Fixed version using parameterized queries:

// Fixed: use placeholders and bind values
const db = require('better-sqlite3')('users.db');
function login(username, password) {
  const sql = `SELECT * FROM users WHERE username = ? AND password = ?`;
  return db.prepare(sql).get(username, password);
}

The same principle applies in Python’s built‑in sqlite3 module:

# Vulnerable
cursor.execute(f"SELECT * FROM users WHERE username = '{username}' AND password = '{password}'")

# Fixed
cursor.execute("SELECT * FROM users WHERE username = ? AND password = ?", (username, password))

Additional SQLite‑specific hardening steps:

  • Enable PRAGMA foreign_keys = ON; to enforce referential integrity, reducing the chance that an attached malicious database can corrupt critical tables.
  • Restrict the SQLite file’s filesystem permissions so the application process is the only user that can read/write it; this limits the impact of ATTACH DATABASE attacks.
  • Consider using sqlite3_mprintf with the %q qualifier when building dynamic queries in C, which properly escapes string literals.
  • Apply application‑level authentication checks (e.g., verify a JWT or session token) after the database lookup, so even if a SQL flaw returns a row, the token validation will still fail for unauthorized users.
  • Regularly update the SQLite library to the latest patch version; while the core engine is stable, newer releases may include hardening features such as stricter parsing of comment sequences.

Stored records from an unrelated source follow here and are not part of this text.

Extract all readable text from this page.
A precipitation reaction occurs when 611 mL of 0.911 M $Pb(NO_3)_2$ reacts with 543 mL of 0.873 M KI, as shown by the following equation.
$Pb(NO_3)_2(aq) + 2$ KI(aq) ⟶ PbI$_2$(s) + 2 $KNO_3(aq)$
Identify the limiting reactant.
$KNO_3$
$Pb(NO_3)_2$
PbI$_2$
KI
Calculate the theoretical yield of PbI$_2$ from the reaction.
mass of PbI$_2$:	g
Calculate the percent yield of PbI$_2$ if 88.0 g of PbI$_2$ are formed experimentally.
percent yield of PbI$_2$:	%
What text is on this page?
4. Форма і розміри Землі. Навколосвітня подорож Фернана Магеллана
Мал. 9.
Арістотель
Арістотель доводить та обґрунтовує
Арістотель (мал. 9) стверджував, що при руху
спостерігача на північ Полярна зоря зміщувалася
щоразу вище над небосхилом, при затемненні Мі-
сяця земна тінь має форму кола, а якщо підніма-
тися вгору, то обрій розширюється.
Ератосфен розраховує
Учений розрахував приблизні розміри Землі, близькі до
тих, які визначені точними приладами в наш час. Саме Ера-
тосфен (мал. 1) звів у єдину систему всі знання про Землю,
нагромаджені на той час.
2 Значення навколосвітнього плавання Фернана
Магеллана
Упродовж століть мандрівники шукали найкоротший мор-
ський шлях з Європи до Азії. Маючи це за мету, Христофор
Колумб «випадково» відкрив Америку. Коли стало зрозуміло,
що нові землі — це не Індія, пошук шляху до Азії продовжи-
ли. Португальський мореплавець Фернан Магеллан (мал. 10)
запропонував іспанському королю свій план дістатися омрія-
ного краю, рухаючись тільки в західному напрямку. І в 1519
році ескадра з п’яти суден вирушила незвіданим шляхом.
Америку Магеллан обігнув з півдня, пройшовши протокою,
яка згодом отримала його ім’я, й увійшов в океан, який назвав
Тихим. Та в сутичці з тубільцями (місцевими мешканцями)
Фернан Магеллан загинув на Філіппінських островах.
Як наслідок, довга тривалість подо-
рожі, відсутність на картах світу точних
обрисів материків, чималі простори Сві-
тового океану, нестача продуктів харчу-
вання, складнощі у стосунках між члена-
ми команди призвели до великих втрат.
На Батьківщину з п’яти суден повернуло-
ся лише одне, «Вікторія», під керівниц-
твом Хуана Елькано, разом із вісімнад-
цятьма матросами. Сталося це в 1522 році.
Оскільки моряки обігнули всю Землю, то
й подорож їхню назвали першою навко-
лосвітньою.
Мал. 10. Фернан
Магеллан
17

By adopting parameterized queries and limiting database file access, developers close the most common injection paths that lead to authentication bypass in SQLite‑backed services.

Related CWEs: authentication

CWE IDNameSeverity
CWE-287Improper Authentication CRITICAL
CWE-306Missing Authentication for Critical Function CRITICAL
CWE-307Brute Force HIGH
CWE-308Single-Factor Authentication MEDIUM
CWE-309Use of Password System for Primary Authentication MEDIUM
CWE-347Improper Verification of Cryptographic Signature HIGH
CWE-384Session Fixation HIGH
CWE-521Weak Password Requirements MEDIUM
CWE-613Insufficient Session Expiration MEDIUM
CWE-640Weak Password Recovery HIGH

Frequently Asked Questions

Can middleBrick detect SQLite auth bypass if the application uses ORM frameworks?
Yes. middleBrick treats the API as a black box and sends injection payloads to the exposed endpoints. Regardless of whether the backend uses an ORM, raw SQLite, or a query builder, any point where user input reaches the SQLite engine without proper parameterization will be reflected in the response patterns that middleBrick analyses.
Is it safe to rely on SQLite’s built‑in escaping functions for authentication queries?
Relying on manual escaping (e.g., SQLite’s sqlite3_mprintf with %q) is error‑prone and easy to miss edge cases. The recommended approach is to use prepared statements with bound parameters, which let the SQLite engine handle escaping automatically and eliminate the risk of bypass.